Il modello trentino degli ammortizzatori sociali ha vinto nel Paese. Ora che abbiamo esteso le protezioni ai lavoratori che non le avevano, la nuova sfida si gioca sulle politiche attive, per aiutare i disoccupati a trovare un nuovo lavoro, e su questo sarebbe importante che il Trentino fosse laboratorio». Filippo Taddei, responsabile economia e lavoro del Pd e uno dei padri del neonato Jobs act, si gode qualche giorno di vacanza in Bondone, nella casa di famiglia.
"Trentino", 30 dicembre 2014
Taddei, infuria la polemica sull’estensione del Jobs act ai lavoratori pubblici. Qual è la sua opinione? Se Camera e Senato dessero una raccomandazione unanime di estendere il contratto a tutele crescenti agli statali, lo prenderemo in considerazione. Resta il fatto, secondo il mio modesto avviso, che la riforma del pubblico impiego va fatta in modo organico, non a pezzi.
I lavoratori del privato si chiedono perché i lavoratori pubblici debbano essere più tutelati. Ai lavoratori del privato interessa che i servizi pubblici funzionino e che a un lavoratore scansafatiche si possano applicare sanzioni che arrivano anche al licenziamento. Ma non si possono mischiare cose diverse: non c’è alcun Paese al mondo dove i lavoratori pubblici non abbiamo più tutele di quelli del privato. Sono più sicuri ma guadagnano meno.
Perché il Jobs act rappresenta un svolta importante? Abbiamo un assegno di disoccupazione molto più esteso che copre una platea più ampia, co co co, collaboratori a progetto e lavoratori con carriere discontinue che prima non avevano accesso a nessun ammortizzatore. Ora la scommessa è integrare le politiche passive, ovvero l’assegno di disoccupazione, e le politiche attive, ovvero la ricollocazione.
In cosa consiste questo nuovo contratto di ricollocazione? Il lavoratore si presenta a un centro per l’impiego e riceve un voucher che può utilizzare per un progetto di formazione o di ricollocazione lavorativa, presso un’agenzia pubblica o privata. È un elemento di cambiamento che responsabilizza il lavoratore. Il tema che resta da sviluppare è la graduazione di questi voucher rispetto alla difficoltà di ricollocazione, per incentivare i centri per l’impiego e le agenzie private a ricollocare i lavoratori più deboli. Questo passaggio scatterà quando nascerà l’Agenzia nazionale del lavoro che coordinerà le politiche attive e sarebbe importante che un meccanismo di questo tipo fosse sperimentato in Trentino.

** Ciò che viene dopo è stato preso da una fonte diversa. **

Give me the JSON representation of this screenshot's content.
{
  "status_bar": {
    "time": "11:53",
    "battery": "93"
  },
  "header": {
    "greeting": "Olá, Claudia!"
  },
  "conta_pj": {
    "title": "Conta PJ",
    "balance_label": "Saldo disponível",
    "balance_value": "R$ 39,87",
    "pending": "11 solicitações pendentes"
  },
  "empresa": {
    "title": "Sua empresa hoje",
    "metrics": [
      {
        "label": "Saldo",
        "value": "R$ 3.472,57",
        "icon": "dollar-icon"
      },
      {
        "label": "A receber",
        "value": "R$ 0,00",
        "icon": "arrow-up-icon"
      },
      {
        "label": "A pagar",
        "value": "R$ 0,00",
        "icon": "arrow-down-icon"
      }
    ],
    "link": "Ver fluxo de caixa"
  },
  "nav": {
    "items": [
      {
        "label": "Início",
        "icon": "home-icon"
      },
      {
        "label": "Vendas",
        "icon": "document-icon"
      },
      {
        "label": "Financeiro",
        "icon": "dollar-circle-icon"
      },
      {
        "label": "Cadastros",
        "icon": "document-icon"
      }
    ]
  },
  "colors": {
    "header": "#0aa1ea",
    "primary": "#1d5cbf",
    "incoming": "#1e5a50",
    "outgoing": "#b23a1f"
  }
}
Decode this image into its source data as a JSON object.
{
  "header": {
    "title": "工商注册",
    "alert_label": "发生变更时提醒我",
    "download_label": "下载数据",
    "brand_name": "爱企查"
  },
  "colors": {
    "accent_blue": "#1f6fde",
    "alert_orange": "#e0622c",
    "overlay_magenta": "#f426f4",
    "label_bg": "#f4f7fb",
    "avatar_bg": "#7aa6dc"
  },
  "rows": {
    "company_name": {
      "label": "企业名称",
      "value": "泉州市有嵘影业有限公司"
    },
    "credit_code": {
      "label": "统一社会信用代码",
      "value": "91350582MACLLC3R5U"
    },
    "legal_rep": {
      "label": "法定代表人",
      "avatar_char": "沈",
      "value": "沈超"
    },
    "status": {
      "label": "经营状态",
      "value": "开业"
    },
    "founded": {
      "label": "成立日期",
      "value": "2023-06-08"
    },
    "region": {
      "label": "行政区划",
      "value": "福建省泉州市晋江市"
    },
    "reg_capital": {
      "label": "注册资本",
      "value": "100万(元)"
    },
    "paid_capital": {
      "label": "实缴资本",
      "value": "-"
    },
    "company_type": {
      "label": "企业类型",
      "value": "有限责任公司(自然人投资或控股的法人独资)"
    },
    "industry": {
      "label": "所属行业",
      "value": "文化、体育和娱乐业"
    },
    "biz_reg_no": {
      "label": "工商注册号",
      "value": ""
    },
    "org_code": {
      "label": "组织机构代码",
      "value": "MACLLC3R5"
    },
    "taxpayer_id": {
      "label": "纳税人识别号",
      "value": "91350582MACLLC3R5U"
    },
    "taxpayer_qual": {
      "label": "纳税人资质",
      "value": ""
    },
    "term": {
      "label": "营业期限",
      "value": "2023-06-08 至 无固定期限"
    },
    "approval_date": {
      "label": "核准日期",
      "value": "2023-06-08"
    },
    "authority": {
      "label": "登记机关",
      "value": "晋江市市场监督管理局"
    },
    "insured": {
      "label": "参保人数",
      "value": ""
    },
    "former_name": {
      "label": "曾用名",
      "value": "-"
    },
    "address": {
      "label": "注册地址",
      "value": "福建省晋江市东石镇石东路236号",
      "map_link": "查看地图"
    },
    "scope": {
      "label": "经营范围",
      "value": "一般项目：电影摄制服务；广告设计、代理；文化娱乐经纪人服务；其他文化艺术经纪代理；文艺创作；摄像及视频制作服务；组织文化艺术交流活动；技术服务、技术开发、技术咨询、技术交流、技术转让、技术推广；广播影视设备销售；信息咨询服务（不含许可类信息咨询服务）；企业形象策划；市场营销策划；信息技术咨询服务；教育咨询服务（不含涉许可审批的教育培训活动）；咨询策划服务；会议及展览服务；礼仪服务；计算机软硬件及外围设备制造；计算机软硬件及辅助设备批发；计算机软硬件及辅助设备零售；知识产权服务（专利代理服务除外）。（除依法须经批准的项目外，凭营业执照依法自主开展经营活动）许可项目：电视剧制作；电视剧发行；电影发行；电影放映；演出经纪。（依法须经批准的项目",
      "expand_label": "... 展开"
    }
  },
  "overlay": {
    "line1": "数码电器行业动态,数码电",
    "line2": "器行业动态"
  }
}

Con la delega sugli ammortizzatori il Trentino ha in parte anticipato il Jobs act. Ora cosa si aspetta? Il Trentino è molto ben equipaggiato, anche grazie alla sua Agenzia del lavoro. E avendo contribuito alla stesura del Jobs act, posso dire che il termine Agenzia nazionale del lavoro che abbiamo coniato non è casuale. Un anno fa dissi che il Trentino era un modello per la copertura degli ammortizzatori sociali e per il reddito minimo di garanzia. Un anno dopo a livello nazionale abbiamo esteso la parte più consistente del modello trentino al resto del Paese: l’Aspri garantita fino a due anni a seconda della sfera contributiva, con un assegno vincolato alle politiche attive. Ora affrontiamo la fase due, delle politiche attive, e tutto quello su cui il Trentino vuole sperimentare è ben accetto.
Tutti ci chiediamo se basteranno i cambiamenti normativi a spingere la ripresa e l’occupazione dopo anni di crisi pesantissima? Il mercato del lavoro italiano è il più precarizzante e duale d’Europa, il più penalizzante verso il lavoro stabile. Dal 2008 abbiamo perso il 5% dei posti di lavoro, più di 1 milione su 23 milioni di lavoratori, uno shock. E tra gli under 35 il lavoro a tempo indeterminato è crollato del 35%. Oggi abbiamo messo in campo tutti gli incentivi per ridare centralità al lavoro stabile: il nuovo contratto a tutele crescenti, il taglio dell’Irap, la decontribuzione fortissima.
Il rischio è che le imprese abbiamo atteso questi contributi per assumere lavoratori che avrebbero comunque assunto. Se i datori di lavoro decideranno di assumere a tempo indeterminato la considero una grande vittoria: perché un lavoratore stabile è un lavoratore più sereno, più produttivo, più formato, più competente. E questo renderà più facile attrarre investimenti: dal 2008 abbiamo perso 80 miliardi all’anno, recuperarne 5 significherebbe lo 0,3 di Pil in più.